Паскаль почти не удивился. Мартина надеялась, что он не станет ее проверять. Все же она почувствовала большое облегчение, увидев, с какой беззаботной доверчивостью он выслушал эту историю.
— Ну что ж, тем лучше! — воскликнул он. — Я не раз говорил, что никогда не надо отчаиваться. Это позволит мне заняться моими делами.
Эти дела заключались в продаже Сулейяда, о чем он смутно подумывал. Но как тяжело будет расстаться с домом, где выросла Клотильда, где они прожили вместе почти восемнадцать лет! И он дал себе две или три недели для размышлений.

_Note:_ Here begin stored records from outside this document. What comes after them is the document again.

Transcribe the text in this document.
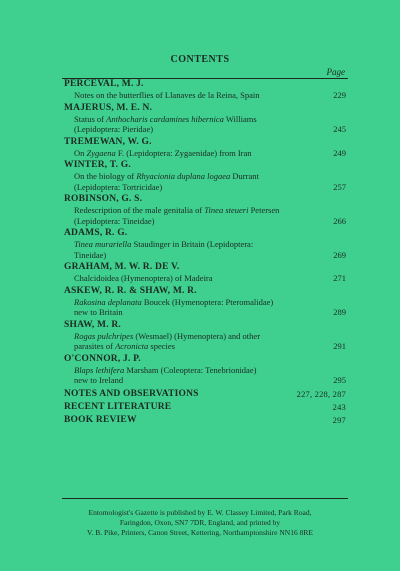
CONTENTS
Page
PERCEVAL, M. J.
Notes on the butterflies of Llanaves de la Reina, Spain	229
MAJERUS, M. E. N.
Status of Anthocharis cardamines hibernica Williams
(Lepidoptera: Pieridae)	245
TREMEWAN, W. G.
On Zygaena F. (Lepidoptera: Zygaenidae) from Iran	249
WINTER, T. G.
On the biology of Rhyacionia duplana logaea Durrant
(Lepidoptera: Tortricidae)	257
ROBINSON, G. S.
Redescription of the male genitalia of Tinea steueri Petersen
(Lepidoptera: Tineidae)	266
ADAMS, R. G.
Tinea murariella Staudinger in Britain (Lepidoptera:
Tineidae)	269
GRAHAM, M. W. R. DE V.
Chalcidoidea (Hymenoptera) of Madeira	271
ASKEW, R. R. & SHAW, M. R.
Rakosina deplanata Boucek (Hymenoptera: Pteromalidae)
new to Britain	289
SHAW, M. R.
Rogas pulchripes (Wesmael) (Hymenoptera) and other
parasites of Acronicta species	291
O'CONNOR, J. P.
Blaps lethifera Marsham (Coleoptera: Tenebrionidae)
new to Ireland	295
NOTES AND OBSERVATIONS	227, 228, 287
RECENT LITERATURE	243
BOOK REVIEW	297
Entomologist's Gazette is published by E. W. Classey Limited, Park Road,
Faringdon, Oxon, SN7 7DR, England, and printed by
V. B. Pike, Printers, Canon Street, Kettering, Northamptonshire NN16 8RE
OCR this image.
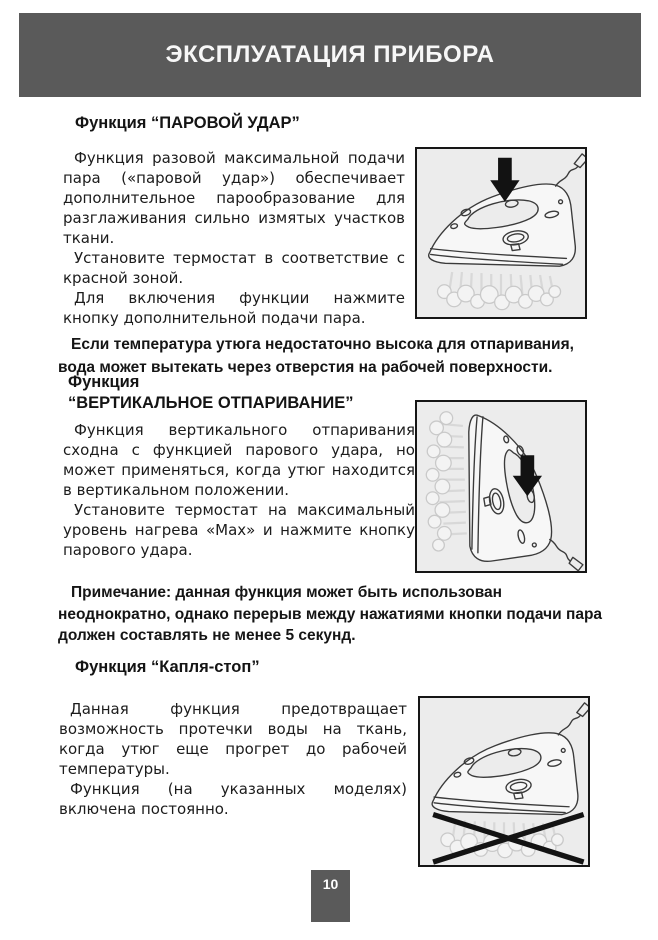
ЭКСПЛУАТАЦИЯ ПРИБОРА
Функция “ПАРОВОЙ УДАР”

Функция разовой максимальной подачи пара («паровой удар») обеспечивает дополнительное парообразование для разглаживания сильно измятых участков ткани.

Установите термостат в соответствие с красной зоной.

Для включения функции нажмите кнопку дополнительной подачи пара.

Если температура утюга недостаточно высока для отпаривания, вода может вытекать через отверстия на рабочей поверхности.

Функция
“ВЕРТИКАЛЬНОЕ ОТПАРИВАНИЕ”

Функция вертикального отпаривания сходна с функцией парового удара, но может применяться, когда утюг находится в вертикальном положении.

Установите термостат на максимальный уровень нагрева «Max» и нажмите кнопку парового удара.

Примечание: данная функция может быть использован неоднократно, однако перерыв между нажатиями кнопки подачи пара должен составлять не менее 5 секунд.

Функция “Капля-стоп”

Данная функция предотвращает возможность протечки воды на ткань, когда утюг еще прогрет до рабочей температуры.

Функция (на указанных моделях) включена постоянно.

10
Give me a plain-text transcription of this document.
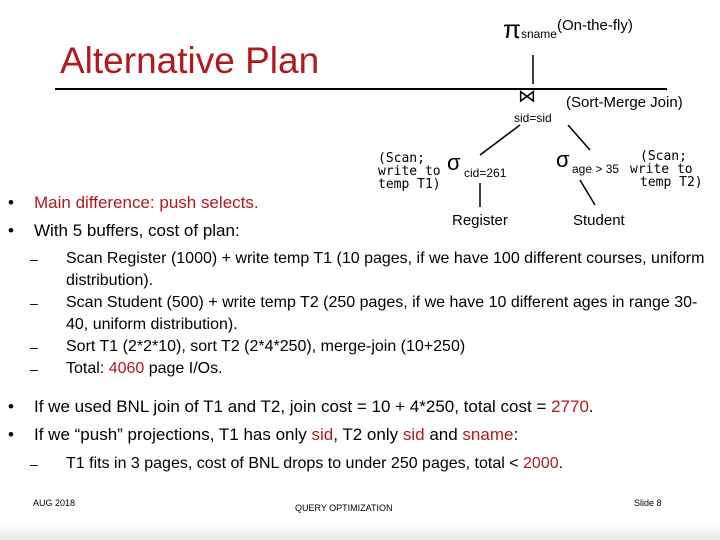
Alternative Plan
πsname(On-the-fly)
⋈ (Sort-Merge Join)
sid=sid
(Scan;
write to
temp T1)
σ cid=261
Register
σ age > 35
(Scan;
write to
temp T2)
Student
• Main difference: push selects.
• With 5 buffers, cost of plan:
– Scan Register (1000) + write temp T1 (10 pages, if we have 100 different courses, uniform distribution).
– Scan Student (500) + write temp T2 (250 pages, if we have 10 different ages in range 30-40, uniform distribution).
– Sort T1 (2*2*10), sort T2 (2*4*250), merge-join (10+250)
– Total: 4060 page I/Os.
• If we used BNL join of T1 and T2, join cost = 10 + 4*250, total cost = 2770.
• If we “push” projections, T1 has only sid, T2 only sid and sname:
– T1 fits in 3 pages, cost of BNL drops to under 250 pages, total < 2000.
AUG 2018	QUERY OPTIMIZATION	Slide 8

А когда у него появилась надежда получить хотя часть своих денег, он и вовсе перестал об этом думать. Он снова успокоился, ел все, что ему подавала Мартина, даже не замечая скромного довольства, созданного ею. А она служила ему, преклоняясь перед ним и обожая, счастливая тем, что кормит его, причем он и не подозревает своей зависимости от нее; вместе с тем она ужасно страдала, затронув свои маленькие сбережения.